当日、ひと通り体験実習が終わったあと、働くことの意義やこれからの進路を決めるにあたってのアドバイスをさせていただきました。

  働くことの意義については、自分のために働くことと世のため人のために働く必要があることを説明させていただきました。

 次に、一人ひとり自分の長所を発表していただきました。それぞれにすばらしい長所が次々と出てまいりました。三人が三様それぞれ異なった長所を持っていることを説明させていただきました。そして「もし、三人が全く同じ長所を持っていたり、日本の全国民や全世界の人々が全く同じ長所であったらどうなるのでしょう。」と問うたところ、三人の中学生は答えに窮していました。

 私は、もしそうであったら、世の中がうまく機能せず、そのような世の中は存在できないだろうと思います。幸にして、人それぞれに異なった長所を持っているがゆえに、ある人は医者に、ある人は美容師に、ある人は先生に、ある人はパン屋にとうまくバランスがとれ、そのバランスの上に、この世の中が成り立っているのでしょう。

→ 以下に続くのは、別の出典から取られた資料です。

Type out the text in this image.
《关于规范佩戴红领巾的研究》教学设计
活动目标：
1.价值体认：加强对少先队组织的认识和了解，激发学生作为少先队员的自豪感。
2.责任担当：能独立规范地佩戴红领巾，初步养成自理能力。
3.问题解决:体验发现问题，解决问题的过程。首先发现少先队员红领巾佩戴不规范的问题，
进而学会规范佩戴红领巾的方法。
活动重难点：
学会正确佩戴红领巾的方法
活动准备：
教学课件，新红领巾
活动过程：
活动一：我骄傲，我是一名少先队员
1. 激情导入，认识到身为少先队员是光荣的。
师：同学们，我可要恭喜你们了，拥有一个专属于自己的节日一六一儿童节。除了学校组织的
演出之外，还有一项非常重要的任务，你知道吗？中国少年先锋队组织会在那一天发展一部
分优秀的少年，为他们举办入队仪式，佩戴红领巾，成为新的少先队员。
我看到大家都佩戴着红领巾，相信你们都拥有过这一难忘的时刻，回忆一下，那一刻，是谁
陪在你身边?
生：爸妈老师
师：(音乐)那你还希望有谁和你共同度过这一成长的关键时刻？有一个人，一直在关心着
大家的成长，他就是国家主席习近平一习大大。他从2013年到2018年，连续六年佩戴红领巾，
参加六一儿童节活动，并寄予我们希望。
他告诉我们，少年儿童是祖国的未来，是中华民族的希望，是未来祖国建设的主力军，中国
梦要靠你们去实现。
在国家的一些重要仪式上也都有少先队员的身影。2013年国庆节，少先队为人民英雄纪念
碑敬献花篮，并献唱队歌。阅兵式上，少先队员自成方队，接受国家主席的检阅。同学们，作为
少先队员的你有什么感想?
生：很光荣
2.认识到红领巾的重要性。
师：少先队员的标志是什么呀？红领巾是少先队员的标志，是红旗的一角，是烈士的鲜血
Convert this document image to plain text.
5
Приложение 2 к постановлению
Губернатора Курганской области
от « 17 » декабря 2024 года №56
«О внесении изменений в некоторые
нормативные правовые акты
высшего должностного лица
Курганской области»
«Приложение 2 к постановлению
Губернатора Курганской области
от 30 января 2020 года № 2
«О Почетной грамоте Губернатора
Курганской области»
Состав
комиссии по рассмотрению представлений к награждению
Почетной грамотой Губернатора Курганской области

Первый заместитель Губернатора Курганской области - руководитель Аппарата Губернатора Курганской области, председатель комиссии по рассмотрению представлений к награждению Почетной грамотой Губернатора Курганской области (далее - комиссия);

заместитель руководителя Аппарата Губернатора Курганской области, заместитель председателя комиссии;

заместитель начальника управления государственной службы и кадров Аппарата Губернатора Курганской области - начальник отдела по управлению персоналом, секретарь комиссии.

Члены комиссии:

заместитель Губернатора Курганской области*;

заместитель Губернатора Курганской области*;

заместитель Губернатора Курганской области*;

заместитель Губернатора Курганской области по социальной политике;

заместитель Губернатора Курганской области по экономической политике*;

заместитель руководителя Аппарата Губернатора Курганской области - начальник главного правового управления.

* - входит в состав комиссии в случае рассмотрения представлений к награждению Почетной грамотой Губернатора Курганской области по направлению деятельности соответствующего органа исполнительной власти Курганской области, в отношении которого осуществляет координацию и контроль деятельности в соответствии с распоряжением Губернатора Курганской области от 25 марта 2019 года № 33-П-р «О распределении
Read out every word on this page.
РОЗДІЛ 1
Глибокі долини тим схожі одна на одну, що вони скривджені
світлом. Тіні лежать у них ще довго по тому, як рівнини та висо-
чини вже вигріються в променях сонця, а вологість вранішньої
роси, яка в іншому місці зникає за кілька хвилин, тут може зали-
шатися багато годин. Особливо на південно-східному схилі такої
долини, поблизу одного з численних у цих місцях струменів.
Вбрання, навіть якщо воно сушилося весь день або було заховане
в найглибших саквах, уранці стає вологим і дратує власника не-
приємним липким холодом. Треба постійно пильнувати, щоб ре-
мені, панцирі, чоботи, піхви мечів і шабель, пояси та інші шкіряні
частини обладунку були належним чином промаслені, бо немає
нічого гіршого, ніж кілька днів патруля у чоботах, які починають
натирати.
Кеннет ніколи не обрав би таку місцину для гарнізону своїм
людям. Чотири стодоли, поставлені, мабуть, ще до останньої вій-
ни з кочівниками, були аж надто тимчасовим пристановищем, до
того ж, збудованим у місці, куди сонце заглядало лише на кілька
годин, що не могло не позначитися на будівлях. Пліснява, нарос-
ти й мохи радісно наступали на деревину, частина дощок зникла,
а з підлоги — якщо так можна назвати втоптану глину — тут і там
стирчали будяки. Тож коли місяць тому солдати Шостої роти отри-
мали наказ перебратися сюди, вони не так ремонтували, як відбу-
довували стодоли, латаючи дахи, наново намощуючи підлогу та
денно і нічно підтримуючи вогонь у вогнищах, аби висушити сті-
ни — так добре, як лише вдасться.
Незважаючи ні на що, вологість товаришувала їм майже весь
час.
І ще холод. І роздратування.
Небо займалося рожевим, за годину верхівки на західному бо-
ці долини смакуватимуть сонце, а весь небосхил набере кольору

 一人ひとりの命がこの世に生を受ける時に、誰一人として同じ長所でなく異なった長所を持って生まれてきたのだろうと思います。ある人は、医者になれるような長所を持って、ある人は、美容師になれるような長所を持って又、先生やパン屋になれるようなそれぞれの長所を持って生まれてきたのだろうと思います。とすれば、自分の長所を自分だけの為にだけ使って良いことにはならないでしょう。自分を含め、世のため人のために自分の持つ長所を生かして生きていくことがおのずと求められていると思われます。また、縁あって就いた仕事が自分の持つ長所を生かす場かもしれません。

 しかし、私達には、そうなのかどうかわかりません。大切なのは、わからないといって、手をこまねいているのではなく、縁あって就いた仕事をとことん好きになることだと思います。「天職」という言葉があります。私の考えでは、天から授かった職業とは、天から自分に与えられた長所を最大限に生かし、縁あって就いた仕事に対して、とことん努力し情熱を注ぎ込み、結果としてこれが、天から授った職業だと自覚することだと思います。

  三名の中学生の方に自分の持つ長所の自覚と、その長所を生かせる進路の選択をすすめました。

 そして、その長所で世の人々を幸せにしていただきたいと結びました。